The last person to survive 12 full rounds with a Charlo brother is Trout. The artful southpaw used deft footwork and clever counterpunches to give Jermall Charlo all he could handle in May 2016. Having come up short in that encounter and now coming off a knockout loss to unified division champion Jarrett Hurd, we can probably expect an invigorated Trout to give it his all on Saturday night.
But besides the five-year age gap between the two fighters, Trout’s biggest hurdle versus Charlo will be that the fighter he faces in 2018 is light years ahead of where either brother was as a fighter just two years ago.
Both Charlos have improved dramatically during that time span, but especially Jermell. Anyone who has watched Jermell graduate from the clever counterpuncher he was then to the full-fledged, power punching savage he’s become today, can see it in both the way he fights and the way he carries himself outside the ring.
“Jermell is always pushing to do more and do it better,” said Derrick James who also trains 147-pound titleholder Errol Spence. “He’s always looking to go further than training. If I tell him to do something he does it and learns from it. He’s a great student. I think he has a lot of heart and a lot of desire, and you will see that come out [against Trout].”
It’s not that Trout isn’t a highly skilled and decorated fighter capable of the upset. It’s that Jermell is that much better in just about every single way. However Trout might try to attack Charlo this weekend, the younger, stronger fighter, is sure to have an answer for it. Trout can’t outbox Charlo, and he can’t outpunch him either.
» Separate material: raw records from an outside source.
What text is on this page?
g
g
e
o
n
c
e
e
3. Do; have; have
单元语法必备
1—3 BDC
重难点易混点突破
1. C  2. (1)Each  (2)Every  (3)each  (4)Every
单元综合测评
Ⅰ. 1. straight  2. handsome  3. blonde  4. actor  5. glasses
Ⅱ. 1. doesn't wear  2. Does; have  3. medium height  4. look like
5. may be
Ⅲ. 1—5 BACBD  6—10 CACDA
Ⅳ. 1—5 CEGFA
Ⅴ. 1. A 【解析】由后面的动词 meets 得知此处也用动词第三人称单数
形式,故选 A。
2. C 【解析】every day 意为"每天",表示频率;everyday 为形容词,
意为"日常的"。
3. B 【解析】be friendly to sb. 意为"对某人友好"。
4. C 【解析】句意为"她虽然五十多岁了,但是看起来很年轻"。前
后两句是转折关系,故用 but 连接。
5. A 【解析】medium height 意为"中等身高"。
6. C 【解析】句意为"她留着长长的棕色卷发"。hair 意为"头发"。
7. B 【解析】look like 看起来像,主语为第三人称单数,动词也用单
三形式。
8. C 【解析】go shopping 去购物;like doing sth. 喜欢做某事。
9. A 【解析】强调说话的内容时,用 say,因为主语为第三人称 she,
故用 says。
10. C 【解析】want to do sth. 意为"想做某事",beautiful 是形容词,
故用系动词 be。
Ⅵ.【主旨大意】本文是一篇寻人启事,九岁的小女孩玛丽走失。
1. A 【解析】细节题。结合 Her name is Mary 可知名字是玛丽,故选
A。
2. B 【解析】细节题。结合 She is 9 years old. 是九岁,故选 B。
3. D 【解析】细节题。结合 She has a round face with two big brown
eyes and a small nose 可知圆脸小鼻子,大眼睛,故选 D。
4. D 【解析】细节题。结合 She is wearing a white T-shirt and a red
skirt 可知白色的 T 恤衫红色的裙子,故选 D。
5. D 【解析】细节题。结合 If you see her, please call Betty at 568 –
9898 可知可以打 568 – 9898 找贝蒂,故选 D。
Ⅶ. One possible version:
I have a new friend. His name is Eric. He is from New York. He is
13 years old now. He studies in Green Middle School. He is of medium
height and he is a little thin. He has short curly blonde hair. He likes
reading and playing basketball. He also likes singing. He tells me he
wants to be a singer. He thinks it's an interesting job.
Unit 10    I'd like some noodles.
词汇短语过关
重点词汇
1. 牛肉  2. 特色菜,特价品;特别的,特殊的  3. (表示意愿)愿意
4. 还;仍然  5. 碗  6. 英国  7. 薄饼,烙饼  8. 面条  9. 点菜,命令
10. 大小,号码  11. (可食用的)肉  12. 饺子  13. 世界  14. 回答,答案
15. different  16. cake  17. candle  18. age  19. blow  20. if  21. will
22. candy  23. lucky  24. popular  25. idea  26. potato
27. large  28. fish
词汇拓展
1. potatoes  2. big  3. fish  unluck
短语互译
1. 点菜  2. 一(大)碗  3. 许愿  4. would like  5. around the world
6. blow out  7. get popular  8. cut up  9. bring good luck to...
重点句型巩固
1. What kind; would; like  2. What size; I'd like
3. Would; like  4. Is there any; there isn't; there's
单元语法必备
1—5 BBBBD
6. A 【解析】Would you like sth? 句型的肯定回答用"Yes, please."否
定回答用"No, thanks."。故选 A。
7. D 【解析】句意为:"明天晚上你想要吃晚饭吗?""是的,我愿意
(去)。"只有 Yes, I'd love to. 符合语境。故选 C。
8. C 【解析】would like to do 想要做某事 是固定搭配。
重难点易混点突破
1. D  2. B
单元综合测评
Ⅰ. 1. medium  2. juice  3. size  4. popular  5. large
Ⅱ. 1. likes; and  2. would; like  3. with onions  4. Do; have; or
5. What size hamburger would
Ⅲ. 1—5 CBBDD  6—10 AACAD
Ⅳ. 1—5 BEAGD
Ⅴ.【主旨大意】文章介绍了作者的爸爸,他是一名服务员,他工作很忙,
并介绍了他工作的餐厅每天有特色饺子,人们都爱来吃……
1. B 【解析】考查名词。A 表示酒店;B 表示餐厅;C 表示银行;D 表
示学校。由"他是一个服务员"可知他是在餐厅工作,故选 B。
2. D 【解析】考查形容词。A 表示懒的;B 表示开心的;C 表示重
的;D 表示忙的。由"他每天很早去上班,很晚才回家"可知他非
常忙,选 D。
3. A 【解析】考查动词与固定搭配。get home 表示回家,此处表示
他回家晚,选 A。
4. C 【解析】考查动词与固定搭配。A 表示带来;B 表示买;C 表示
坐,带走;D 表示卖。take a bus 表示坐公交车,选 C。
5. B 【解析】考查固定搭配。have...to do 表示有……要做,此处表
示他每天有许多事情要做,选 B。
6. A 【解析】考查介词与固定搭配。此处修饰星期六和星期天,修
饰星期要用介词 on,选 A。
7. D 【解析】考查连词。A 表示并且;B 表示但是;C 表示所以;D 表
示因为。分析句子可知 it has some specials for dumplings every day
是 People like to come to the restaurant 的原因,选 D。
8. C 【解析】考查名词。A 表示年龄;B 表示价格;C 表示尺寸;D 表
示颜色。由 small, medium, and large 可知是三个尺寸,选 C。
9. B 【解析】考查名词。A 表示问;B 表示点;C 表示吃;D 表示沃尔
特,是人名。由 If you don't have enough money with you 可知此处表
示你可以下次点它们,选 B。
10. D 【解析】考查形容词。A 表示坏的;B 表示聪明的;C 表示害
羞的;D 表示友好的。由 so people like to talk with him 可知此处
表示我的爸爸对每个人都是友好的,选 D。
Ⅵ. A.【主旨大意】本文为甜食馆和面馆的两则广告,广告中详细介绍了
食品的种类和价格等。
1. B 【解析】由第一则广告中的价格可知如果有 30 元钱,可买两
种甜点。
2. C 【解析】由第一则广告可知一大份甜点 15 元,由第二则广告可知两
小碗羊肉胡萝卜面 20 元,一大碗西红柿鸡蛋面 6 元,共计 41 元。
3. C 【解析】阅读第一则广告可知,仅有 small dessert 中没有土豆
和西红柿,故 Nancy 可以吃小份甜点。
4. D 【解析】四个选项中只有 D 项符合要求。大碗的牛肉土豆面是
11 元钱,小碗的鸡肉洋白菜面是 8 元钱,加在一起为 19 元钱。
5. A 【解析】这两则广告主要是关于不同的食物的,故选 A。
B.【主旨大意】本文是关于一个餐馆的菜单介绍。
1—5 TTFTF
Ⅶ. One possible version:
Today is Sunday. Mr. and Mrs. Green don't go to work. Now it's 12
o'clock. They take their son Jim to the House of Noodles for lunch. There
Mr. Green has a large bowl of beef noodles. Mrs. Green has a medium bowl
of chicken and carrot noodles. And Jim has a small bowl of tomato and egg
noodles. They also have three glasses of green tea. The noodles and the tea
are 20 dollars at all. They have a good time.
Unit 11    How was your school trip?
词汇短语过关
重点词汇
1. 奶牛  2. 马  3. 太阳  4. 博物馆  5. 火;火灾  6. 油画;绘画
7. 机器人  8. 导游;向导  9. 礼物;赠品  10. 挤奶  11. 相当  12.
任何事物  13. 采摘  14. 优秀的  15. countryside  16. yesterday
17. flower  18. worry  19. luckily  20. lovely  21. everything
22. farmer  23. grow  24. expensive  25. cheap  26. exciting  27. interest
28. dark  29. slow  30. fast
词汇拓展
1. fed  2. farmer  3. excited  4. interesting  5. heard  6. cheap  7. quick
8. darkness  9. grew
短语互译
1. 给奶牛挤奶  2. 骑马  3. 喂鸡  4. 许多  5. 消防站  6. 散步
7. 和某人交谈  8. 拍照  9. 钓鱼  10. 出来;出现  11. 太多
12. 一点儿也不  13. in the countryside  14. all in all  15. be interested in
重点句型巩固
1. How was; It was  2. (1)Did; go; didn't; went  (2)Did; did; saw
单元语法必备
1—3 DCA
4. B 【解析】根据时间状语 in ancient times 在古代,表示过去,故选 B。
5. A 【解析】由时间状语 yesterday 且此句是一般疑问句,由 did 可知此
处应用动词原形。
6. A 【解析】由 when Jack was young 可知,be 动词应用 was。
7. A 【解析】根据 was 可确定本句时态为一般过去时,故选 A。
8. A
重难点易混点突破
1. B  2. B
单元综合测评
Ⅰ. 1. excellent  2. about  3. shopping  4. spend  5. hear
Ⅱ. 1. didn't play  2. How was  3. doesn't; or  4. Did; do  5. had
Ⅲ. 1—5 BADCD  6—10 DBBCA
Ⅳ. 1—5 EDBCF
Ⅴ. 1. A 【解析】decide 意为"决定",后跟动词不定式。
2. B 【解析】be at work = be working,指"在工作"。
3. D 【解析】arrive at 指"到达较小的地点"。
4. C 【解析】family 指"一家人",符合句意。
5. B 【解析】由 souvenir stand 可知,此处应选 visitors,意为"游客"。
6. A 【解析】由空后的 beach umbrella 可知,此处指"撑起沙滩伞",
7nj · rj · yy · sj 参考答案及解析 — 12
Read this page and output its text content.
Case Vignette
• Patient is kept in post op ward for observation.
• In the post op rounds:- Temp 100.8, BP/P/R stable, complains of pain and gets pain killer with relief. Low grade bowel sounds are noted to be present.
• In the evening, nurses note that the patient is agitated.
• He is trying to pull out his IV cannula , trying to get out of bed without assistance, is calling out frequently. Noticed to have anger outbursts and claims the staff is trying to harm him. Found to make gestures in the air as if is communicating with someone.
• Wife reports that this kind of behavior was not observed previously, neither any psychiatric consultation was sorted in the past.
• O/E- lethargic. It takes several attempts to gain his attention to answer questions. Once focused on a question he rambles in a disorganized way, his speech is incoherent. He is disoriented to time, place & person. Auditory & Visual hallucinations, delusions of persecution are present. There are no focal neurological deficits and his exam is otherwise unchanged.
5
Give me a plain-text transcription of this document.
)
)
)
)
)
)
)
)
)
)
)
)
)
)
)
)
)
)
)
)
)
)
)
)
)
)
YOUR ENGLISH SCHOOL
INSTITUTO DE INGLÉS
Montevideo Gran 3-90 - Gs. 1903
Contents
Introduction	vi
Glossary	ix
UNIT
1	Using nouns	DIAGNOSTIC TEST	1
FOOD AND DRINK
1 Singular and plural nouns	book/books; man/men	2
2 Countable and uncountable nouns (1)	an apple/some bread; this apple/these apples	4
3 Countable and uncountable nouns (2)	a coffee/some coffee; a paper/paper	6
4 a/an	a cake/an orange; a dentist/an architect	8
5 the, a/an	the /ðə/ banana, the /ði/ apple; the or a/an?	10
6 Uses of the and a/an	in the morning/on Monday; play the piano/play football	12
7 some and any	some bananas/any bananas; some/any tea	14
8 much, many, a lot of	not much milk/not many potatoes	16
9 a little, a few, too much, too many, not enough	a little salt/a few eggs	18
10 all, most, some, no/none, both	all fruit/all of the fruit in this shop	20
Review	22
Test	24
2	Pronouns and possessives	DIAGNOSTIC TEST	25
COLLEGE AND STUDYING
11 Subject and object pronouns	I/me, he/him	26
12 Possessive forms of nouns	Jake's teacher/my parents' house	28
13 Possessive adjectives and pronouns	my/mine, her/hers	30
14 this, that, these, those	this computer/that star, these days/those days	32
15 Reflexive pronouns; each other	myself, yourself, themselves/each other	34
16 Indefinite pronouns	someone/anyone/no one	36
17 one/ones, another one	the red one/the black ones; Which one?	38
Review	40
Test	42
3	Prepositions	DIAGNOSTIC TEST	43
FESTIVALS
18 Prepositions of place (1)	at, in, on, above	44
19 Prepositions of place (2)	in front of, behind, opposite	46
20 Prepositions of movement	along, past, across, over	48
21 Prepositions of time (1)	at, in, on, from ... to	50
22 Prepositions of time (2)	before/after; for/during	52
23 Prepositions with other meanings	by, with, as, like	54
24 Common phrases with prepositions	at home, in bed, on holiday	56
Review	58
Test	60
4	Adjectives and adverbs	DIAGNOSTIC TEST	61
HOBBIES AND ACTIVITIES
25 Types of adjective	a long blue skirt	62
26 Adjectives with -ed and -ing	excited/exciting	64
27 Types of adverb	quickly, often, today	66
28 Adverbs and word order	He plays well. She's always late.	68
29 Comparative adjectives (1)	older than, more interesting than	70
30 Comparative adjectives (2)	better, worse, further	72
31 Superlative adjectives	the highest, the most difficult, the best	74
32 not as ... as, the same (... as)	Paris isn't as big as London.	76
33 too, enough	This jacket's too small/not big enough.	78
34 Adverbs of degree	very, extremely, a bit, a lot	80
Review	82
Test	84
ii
The 32-year-old is in for a long night.
“I’m definitely growing as a fighter and growing as a man,” said Charlo. “If Trout wants to bang, let’s bang. I don’t care what [trainer] Barry Hunter has or what he does, it’s not going to be able to beat me and Derrick James. I don’t necessarily think Trout is as tough as me so if he can’t put up the skills and match my ability, he won’t beat me that night.”
Perhaps most interesting is what will happen after the fight.
Charlo is about to have a big decision to make. According to multiple reports, Charlo has fielded promotional offers from Eddie Hearn, Bob Arum, Oscar De La Hoya and others. Each promotional company — Matchroom Sports, Top Rank and Golden Boy — offer competitive mixtures of risks and rewards. Charlo might stick to his current setup of working with Lou DiBella coupled to PBC or perhaps even start a promotional company of his own.
Whatever the case, after Saturday night, it’s high time for the Charlos to take center stage. Jermell has first run at it. He’s one of the most intriguing and richly talented fighters in the sport, and whichever route he chooses to go, one hopes he understands how important it is for his career to pick the right promoter.
The right promoter puts Charlo on television in main event bouts against top level competition. The wrong one? I think we’ve already seen what happens there.